Hummingbirds are a vital part of the ecosystems where they live in North America and South America, ranging from Tierra del Fuego in southern Argentina all the way up to the lower parts of Alaska. Their important role in the food web includes pollinating different flowering plants with their long, slender beaks.
Because of climate changes and the impact on their habitat, all species of hummingbirds are currently on the list of vulnerable or endangered species through the IUCN Red List. National Hummingbird Day is here to show appreciation for and honor these tiny little creatures.
History of National Hummingbird Day
Established in 1996, National Hummingbird Day was founded by bird lover Penny Elliston. Because August and September are some of the busiest times that hummingbirds appear in the northern hemisphere, this is a great time to celebrate these tiniest little birds!
National Hummingbird Day was established with the purpose of raising awareness for these tiny little birds, hoping that more people would get involved to make sure they are fed and cared for!
How to Celebrate National Hummingbird Day
Enjoy learning a bit more and make an impact on nature by celebrating National Hummingbird Day with some fun plans:
Learn Facts about Hummingbirds
So many creatures in nature are absolutely fascinating and the hummingbird is no different! Celebrate National Hummingbird Day by learning and sharing a few facts about this captivating bird to raise awareness for the day. Get started with a few of these:
Hummingbirds are the smallest migrating bird but, unlike other birds, they usually travel alone – up to 500 miles at a time.

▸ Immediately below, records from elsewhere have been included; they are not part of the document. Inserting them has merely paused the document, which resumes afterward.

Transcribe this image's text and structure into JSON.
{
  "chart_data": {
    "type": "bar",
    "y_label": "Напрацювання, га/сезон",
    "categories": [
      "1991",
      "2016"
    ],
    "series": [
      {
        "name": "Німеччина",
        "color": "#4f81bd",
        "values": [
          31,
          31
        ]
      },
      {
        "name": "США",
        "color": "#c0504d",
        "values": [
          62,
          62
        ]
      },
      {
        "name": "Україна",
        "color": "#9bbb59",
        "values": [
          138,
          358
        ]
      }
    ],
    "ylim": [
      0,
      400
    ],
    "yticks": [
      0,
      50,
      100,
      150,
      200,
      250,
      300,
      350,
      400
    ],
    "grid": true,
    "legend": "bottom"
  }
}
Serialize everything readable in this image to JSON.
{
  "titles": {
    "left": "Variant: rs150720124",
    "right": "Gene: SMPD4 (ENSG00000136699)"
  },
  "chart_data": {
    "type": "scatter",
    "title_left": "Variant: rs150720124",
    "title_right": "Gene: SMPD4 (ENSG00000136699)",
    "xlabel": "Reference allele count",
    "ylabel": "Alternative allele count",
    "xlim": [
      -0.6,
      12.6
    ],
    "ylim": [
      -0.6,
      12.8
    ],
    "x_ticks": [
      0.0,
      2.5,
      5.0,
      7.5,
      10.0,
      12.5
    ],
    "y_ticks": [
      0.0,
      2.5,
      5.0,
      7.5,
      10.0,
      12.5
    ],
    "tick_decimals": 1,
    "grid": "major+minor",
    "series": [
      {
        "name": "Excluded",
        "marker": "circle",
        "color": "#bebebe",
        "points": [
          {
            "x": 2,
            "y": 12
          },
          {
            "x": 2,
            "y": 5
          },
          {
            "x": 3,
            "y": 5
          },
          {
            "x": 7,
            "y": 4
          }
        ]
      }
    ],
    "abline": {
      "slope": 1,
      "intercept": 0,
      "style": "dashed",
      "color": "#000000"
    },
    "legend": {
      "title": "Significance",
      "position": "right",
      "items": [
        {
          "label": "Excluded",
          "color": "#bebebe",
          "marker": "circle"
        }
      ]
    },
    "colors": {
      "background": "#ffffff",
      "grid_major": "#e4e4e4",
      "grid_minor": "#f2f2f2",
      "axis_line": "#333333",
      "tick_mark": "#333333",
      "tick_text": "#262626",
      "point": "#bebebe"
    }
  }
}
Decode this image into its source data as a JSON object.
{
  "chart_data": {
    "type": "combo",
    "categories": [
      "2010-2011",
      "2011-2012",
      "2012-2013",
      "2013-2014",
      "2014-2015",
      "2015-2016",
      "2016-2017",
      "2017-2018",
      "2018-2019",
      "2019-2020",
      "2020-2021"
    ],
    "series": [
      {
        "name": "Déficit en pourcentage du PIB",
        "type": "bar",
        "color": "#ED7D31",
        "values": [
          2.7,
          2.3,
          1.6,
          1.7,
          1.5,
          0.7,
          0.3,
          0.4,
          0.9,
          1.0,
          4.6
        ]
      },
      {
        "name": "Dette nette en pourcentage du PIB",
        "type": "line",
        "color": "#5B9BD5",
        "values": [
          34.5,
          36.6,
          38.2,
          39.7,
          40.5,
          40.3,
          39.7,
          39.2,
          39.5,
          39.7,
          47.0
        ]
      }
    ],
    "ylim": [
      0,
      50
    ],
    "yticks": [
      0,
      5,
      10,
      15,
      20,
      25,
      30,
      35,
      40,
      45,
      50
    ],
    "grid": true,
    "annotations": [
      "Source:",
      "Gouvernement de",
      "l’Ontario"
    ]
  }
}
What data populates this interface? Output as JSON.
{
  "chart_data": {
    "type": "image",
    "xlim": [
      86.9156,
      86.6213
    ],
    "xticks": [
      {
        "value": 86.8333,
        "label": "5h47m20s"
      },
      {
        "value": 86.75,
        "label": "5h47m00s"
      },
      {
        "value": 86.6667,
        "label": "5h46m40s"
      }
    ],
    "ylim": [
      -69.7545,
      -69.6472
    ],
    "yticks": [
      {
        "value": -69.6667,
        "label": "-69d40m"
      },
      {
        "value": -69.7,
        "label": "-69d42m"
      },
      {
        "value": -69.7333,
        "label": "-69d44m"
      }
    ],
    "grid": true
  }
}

Hummingbirds don’t have a sense of smell so they are attracted by bright colors, which is why their feeders should be brightly decorated.

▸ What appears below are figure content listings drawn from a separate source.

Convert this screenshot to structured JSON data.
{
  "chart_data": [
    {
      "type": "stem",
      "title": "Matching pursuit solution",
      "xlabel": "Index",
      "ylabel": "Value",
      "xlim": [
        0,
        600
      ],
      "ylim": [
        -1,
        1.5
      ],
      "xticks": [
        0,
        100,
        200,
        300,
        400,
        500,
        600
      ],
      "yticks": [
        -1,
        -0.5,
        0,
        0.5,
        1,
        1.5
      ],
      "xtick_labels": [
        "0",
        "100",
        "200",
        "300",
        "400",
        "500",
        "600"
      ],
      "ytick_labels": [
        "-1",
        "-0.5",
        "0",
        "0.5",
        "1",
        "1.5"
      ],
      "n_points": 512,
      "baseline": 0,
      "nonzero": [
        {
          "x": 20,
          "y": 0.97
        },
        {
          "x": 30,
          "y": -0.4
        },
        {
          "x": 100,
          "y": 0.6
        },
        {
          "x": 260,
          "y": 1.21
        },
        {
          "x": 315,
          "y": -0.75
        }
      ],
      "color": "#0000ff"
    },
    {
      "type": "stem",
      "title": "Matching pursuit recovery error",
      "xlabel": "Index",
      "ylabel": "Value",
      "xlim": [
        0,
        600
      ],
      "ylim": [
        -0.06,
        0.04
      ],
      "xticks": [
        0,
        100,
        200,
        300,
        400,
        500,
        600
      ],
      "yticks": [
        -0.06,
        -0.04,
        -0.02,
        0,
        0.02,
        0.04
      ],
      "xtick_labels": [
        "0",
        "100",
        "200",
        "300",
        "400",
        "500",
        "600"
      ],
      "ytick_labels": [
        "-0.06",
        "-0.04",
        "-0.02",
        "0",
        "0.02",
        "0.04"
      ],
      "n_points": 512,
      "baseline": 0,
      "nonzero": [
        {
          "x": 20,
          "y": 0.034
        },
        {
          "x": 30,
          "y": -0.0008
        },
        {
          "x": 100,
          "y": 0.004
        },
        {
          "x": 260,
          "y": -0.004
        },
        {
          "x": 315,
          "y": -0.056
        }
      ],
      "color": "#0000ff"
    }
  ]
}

The name, “hummingbird” comes from the buzzing or humming noise that their wings make when they are flying. Their wings may beat up to 200 times per second.

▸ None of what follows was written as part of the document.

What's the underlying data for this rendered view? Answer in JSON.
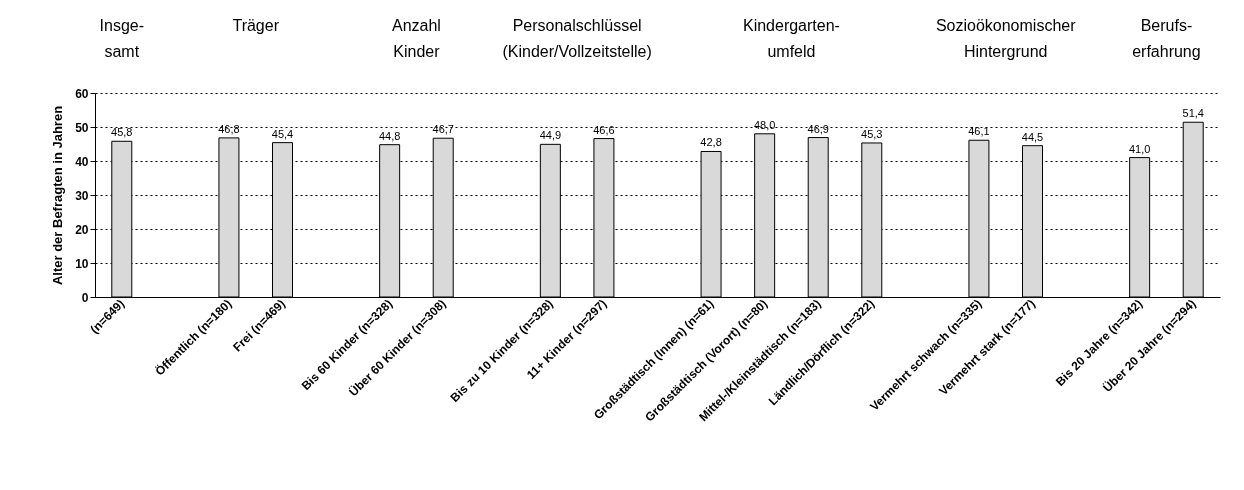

Hummingbirds are extremely lightweight, comparable to a small coin (a US nickel) and can consume up to twice their body weight in one day.
Design a Hummingbird Friendly Garden
Show some love and appreciation for hummingbirds by inviting them into the garden at home! Hummingbird gardens do best when trellises, trees, sheds or fences are used to create height with climbing vines. Nectar producing flowering plants may be favorites, but they can be chosen based on whatever is native to the local area. Plants with red or tubular flowers are favorites of hummingbirds. And, of course, install a hummingbird feeder that will help to attract and feed these sweet little birds all throughout the season.
Bird lovers can find a wide variety of ways to enjoy and celebrate these interesting creatures with days spread throughout the year, like National Bird Day in January, Feed the Birds Day in February, National Go Birding Day in April and many others!